Haas wants to reduce wars of choice, like the war in Libya. He also blames Obama for turning the war of necessity in Afghanistan into a war of choice, because of targeting the Taliban rather than Al Qaeda. I understand the logic, but wasn't President Bush going after the Taliban as well?
But under a doctrine of restoration, there would be fewer wars of choice-armed interventions when either the interests at stake are less than vital or when there are alternative policies that appear viable. Recent wars of choice include Vietnam, the second Iraq war and the current Libyan intervention. There would, however, continue to be wars of necessity, which involve vital interests when no alternatives to using military force exist. Modern wars of necessity include the first Iraq war and Afghanistan after 9/11. Interestingly, Afghanistan evolved into a costly war of choice early in 2009 when the Obama Administration sharply increased force levels and elected to target the Taliban and not just al-Qaeda.
The adoption of a doctrine of restoration would lead to the rapid drawdown of U.S. forces from Afghanistan.

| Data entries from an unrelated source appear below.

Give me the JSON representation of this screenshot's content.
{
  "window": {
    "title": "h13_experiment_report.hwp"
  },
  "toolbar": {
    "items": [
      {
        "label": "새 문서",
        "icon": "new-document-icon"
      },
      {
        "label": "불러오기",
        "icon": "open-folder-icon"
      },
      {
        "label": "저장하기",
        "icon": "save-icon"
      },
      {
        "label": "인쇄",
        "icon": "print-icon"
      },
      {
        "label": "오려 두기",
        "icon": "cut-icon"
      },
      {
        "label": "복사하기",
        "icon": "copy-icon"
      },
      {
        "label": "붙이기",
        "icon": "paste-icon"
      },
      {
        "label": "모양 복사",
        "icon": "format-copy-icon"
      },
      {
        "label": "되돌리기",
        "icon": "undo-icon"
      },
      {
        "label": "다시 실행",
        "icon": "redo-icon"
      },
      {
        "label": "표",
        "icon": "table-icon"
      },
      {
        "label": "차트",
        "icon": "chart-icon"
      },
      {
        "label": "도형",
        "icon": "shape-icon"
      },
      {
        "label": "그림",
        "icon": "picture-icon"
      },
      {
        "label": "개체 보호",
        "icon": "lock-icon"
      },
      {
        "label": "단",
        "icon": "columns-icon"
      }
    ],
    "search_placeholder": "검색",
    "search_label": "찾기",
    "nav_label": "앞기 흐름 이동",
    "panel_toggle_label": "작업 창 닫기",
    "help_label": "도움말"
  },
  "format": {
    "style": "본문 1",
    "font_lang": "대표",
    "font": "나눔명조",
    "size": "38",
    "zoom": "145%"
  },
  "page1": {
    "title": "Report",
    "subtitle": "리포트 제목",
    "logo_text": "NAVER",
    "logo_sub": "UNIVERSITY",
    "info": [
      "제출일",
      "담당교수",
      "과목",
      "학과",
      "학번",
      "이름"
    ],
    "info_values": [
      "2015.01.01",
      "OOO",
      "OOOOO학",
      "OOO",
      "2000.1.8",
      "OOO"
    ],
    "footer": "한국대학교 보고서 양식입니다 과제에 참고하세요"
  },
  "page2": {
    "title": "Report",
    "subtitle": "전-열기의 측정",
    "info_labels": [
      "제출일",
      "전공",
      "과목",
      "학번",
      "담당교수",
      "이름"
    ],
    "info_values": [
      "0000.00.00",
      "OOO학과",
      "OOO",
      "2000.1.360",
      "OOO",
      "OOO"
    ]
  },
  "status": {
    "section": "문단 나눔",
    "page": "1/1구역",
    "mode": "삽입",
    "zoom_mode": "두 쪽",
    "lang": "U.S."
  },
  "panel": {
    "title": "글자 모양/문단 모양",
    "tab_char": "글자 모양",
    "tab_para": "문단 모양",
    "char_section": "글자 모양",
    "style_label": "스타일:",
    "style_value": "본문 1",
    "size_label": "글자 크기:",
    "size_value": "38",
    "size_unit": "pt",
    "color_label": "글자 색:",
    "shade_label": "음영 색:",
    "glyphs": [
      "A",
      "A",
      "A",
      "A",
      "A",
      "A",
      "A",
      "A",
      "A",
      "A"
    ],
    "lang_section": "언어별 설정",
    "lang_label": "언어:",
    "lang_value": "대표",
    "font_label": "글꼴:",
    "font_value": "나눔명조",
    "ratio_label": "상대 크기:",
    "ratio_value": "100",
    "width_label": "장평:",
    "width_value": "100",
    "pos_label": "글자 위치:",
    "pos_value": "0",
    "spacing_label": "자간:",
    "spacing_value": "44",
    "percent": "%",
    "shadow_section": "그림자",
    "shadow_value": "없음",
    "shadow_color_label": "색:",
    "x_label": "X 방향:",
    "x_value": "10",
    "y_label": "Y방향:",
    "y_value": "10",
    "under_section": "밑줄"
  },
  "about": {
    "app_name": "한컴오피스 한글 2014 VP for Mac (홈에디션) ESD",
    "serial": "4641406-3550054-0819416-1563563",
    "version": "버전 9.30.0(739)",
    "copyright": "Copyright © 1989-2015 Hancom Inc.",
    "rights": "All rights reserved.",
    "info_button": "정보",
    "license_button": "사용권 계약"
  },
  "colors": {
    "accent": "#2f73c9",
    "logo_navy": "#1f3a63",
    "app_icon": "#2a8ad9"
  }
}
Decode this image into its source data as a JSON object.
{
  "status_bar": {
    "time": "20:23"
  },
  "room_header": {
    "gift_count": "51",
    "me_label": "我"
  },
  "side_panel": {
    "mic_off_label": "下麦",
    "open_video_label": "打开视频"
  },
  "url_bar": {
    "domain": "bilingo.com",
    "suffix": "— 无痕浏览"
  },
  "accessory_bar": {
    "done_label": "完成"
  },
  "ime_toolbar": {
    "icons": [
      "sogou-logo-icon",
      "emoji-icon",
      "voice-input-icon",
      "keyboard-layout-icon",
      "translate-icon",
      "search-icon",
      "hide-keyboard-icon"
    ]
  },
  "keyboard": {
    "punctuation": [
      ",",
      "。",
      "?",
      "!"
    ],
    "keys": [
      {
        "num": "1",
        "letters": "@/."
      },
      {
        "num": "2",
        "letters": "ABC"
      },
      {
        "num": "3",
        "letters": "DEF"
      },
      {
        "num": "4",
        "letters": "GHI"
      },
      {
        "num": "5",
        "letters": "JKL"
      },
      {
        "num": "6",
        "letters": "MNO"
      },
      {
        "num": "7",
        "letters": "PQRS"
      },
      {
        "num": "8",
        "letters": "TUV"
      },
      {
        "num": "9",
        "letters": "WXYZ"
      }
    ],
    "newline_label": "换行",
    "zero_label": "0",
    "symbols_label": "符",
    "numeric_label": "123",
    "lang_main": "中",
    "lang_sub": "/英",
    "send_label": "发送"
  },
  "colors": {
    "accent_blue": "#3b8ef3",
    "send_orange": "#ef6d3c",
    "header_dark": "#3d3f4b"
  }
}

U.S. interests do not warrant an investment of $2 billion a week even if efforts succeed, which is unlikely given the weakness of Afghanistan's central government and the existence of a Taliban sanctuary in Pakistan.
An interesting additional argument against wars of choice is the message that the Libya war sends to Iran, North Korea and other rogue regimes who contemplate getting nuclear weapons: "An unnoted consequence of the NATO military effort to topple the Gaddafi regime may be any hope of eventual denuclearization of North Korea or Iran," writes Banning Garrett, director of the Atlantic Council's Strategic Foresight Project:
Libya poses a clear lesson for Kim Jong-il: Gaddafi gave up his weapons of mass destruction, and look at the result. The U.S. and its allies have attacked Libya anyway - and now Libya has no deterrent. So what would be the credibility - in the eyes of Kim, the Korean Workers Party, and the Korean People's Army - of U.S. security guarantees in return for denuclearization? North Korea could give up its weapons and then be even more vulnerable to attack should the U.S. and its allies decide that it was "misbehaving," perhaps by ruthlessly suppressing a popular uprising.
Endnote: The Wall Street Journal: "Report Finds Vast Waste in U.S. War Contracts: Panel Says $34 Billion Was Misspent In Iraq, Afghanistan in 10-Year Period" Money that is much needed in America's poor areas in these economically difficult times. Germany and other European countries probably wasted a lot of money as well, in Afghanistan and elsewhere. DW World: "The German military is more expensive and less efficient than its major NATO allies such as the United Kingdom and France, says the European Defense Agency."